The authority said more than 50 percent of animals slaughtered in urban areas in Kenya have plastic in their stomachs.
Plastic use in the country has been reduced by 80 percent since the ban, according to the National Environment Management Authority.
The United Nations Environment Program, in a 2019 report, said 91 percent of plastic produced in the world ends up in rivers, lakes, and oceans due to the low recycling capacity in the world.
Conservationists want stringent measures enacted and followed to prevent plastic manufacturers from producing single-use plastics and diversifying into alternative packaging materials.
Most of the global plastic waste is generated in Asia, while America, Japan, and the European Union are the world’s largest producers of plastic packaging waste per capita, according to a United Nations Environmental Program report.
Only nine percent of the nine billion tons of plastic the world has ever produced has been recycled. Most end up in landfills, dumps, or in the environment, said the report.
“Most plastics do not biodegrade. Instead, they slowly break down into smaller fragments known as microplastics. When plastic breaks down, it becomes even more difficult to remove from the ocean,” said the United Nations Environmental Program report.
Environmentalists have raised the alarm over the plastic pollution on the Kenyan coast, too.
“Big pieces of plastic choke and entangle species like whales, turtles, and seabirds, whilst tiny pieces of plastic are mistaken for food—choking and poisoning marine animals,” said Greenpeace in a statement.
Some Kenyan homes burn plastic materials as a way of cleaning up the environment.
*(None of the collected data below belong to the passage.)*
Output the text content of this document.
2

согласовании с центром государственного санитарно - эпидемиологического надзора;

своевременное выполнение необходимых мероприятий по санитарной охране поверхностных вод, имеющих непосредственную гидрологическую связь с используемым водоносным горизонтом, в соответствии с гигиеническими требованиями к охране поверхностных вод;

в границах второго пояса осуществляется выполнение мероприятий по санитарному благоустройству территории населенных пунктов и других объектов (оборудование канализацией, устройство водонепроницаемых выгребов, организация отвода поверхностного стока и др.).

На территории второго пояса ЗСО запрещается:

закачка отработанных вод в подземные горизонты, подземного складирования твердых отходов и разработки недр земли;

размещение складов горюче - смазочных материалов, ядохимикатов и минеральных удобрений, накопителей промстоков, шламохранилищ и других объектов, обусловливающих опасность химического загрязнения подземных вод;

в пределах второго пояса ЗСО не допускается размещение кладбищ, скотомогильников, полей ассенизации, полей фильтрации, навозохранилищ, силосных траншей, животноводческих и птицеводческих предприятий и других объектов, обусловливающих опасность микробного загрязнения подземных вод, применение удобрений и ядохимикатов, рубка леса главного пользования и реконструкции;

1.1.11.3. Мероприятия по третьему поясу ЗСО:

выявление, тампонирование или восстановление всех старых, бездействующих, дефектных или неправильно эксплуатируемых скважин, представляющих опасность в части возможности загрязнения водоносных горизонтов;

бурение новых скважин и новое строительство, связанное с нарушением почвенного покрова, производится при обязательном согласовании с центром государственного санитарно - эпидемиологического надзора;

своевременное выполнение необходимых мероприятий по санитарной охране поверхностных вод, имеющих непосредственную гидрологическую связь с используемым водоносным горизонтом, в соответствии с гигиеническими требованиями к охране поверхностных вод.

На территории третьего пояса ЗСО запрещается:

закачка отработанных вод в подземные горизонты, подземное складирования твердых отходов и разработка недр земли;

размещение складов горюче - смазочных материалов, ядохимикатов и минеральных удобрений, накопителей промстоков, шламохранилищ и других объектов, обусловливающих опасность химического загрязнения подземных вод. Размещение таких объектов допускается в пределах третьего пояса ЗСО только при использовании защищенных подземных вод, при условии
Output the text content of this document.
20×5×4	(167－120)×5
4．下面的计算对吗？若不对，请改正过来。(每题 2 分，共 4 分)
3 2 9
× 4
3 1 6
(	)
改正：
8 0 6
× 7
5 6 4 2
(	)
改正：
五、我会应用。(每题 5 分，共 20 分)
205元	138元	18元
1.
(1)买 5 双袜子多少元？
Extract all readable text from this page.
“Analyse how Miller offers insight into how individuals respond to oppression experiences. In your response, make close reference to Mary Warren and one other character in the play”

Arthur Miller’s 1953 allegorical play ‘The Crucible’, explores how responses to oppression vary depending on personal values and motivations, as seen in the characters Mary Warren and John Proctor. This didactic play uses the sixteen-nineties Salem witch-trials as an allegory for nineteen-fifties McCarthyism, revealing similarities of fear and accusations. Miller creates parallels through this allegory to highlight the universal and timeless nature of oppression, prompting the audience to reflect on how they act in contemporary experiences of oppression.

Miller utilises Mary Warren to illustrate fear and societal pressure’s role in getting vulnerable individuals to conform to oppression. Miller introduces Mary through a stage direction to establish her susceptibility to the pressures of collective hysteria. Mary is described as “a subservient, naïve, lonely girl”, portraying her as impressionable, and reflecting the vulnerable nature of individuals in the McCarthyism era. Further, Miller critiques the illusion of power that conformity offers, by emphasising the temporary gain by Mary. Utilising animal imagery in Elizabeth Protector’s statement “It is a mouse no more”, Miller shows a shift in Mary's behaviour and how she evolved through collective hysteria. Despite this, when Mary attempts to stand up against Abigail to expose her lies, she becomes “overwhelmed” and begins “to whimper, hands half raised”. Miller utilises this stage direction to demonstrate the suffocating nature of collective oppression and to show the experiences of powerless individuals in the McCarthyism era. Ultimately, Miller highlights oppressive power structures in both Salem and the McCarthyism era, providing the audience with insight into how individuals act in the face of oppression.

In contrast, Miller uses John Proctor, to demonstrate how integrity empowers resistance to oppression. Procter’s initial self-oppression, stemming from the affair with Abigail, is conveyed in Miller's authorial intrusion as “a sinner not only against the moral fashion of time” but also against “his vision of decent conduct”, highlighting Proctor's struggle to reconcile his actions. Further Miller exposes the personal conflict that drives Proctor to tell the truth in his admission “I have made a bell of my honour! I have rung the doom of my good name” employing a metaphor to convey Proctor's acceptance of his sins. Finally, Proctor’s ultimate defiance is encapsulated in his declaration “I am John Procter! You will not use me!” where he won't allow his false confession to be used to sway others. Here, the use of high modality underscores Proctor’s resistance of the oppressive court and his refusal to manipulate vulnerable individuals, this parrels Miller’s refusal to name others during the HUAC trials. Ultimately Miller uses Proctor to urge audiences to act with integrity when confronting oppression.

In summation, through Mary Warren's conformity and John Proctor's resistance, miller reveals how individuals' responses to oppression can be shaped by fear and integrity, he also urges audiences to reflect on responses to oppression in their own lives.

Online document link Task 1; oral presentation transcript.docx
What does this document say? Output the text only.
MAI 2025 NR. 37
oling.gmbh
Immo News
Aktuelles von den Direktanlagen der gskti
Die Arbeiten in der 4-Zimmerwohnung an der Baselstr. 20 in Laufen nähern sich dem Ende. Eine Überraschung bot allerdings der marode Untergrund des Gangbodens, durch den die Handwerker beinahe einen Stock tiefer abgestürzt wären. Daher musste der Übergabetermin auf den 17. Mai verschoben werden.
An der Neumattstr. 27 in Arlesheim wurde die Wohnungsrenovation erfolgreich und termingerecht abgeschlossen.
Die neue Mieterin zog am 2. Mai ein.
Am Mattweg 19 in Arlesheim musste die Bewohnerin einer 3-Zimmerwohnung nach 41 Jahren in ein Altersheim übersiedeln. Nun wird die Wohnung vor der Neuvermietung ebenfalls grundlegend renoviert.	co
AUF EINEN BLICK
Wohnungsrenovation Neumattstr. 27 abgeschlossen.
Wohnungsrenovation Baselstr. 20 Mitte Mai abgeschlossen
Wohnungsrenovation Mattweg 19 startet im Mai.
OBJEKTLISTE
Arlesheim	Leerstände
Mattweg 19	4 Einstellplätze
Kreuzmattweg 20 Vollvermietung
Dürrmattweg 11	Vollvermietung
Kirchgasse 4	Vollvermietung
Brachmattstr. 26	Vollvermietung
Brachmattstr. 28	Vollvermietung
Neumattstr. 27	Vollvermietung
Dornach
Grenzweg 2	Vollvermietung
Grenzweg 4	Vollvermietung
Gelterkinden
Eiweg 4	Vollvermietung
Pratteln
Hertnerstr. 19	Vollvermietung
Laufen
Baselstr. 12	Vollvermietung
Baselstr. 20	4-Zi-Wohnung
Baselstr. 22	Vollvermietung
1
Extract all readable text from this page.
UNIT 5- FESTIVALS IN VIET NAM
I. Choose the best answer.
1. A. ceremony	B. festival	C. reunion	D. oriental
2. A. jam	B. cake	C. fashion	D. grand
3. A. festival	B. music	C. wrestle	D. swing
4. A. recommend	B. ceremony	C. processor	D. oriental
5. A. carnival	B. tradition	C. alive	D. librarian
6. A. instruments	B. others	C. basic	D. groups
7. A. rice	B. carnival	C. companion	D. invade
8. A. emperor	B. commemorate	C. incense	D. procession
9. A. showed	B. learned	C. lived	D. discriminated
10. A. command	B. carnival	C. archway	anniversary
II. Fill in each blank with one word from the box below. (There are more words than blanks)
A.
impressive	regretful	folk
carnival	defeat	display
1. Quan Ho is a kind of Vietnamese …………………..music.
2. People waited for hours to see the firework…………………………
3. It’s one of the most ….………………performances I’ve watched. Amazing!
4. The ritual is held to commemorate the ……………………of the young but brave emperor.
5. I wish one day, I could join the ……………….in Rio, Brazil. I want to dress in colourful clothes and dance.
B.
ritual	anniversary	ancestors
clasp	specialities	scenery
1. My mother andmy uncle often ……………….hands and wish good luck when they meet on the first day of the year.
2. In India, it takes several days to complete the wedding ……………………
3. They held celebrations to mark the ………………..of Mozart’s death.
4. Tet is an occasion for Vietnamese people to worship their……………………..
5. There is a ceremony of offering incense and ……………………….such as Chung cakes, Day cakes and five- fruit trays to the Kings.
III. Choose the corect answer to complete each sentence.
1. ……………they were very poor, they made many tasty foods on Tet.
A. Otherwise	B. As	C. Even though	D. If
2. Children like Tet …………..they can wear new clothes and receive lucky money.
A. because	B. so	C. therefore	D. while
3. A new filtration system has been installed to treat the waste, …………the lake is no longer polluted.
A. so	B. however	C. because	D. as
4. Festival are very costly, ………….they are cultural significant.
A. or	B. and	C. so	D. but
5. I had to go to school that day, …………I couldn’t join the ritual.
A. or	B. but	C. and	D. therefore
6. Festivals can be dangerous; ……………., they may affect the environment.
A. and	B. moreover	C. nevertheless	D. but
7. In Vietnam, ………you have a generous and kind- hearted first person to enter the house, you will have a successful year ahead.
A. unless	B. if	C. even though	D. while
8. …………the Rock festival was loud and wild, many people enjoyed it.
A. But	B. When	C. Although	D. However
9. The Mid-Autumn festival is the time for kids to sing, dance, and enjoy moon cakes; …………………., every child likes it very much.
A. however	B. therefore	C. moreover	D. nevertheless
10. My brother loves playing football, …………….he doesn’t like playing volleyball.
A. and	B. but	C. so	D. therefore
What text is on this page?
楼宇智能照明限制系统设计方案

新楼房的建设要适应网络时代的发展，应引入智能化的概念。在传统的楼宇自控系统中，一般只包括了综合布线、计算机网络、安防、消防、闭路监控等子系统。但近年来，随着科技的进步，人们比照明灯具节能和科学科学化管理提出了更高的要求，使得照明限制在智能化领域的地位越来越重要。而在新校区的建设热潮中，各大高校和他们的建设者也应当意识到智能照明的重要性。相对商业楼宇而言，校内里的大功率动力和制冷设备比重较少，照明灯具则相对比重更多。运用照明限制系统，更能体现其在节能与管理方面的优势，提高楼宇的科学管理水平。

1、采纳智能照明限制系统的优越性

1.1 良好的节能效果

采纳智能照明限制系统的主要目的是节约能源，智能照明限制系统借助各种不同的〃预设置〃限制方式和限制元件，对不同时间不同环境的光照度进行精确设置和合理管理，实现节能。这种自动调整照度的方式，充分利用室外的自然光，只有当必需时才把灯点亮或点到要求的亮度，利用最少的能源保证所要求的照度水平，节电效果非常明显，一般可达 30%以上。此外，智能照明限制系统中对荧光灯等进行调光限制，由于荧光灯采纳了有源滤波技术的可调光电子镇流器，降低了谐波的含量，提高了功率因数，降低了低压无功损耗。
But the fumes released by burning plastics is as dangerous as the plastic itself.
“Unfortunately, bodies tasked with environmental conservation are the ones working with polluters,” Dennis Syambi, an environmentalist working in Kenya’s Kitale to restore Mount Elgon Forest, told Zenger News.
“The agency was in the spotlight in 2020 for laxity in cracking the whip on polluters of Lake Victoria, Kisumu County. Recently [in April 2021], a parliamentary committee threw out a National Environment Management Authority report which sided with a polluter [London Distillers Kenya Limited] in Athi River, Machakos County. That’s enough proof.”
The National Environment Management Authority did not respond to emailed requests for comment.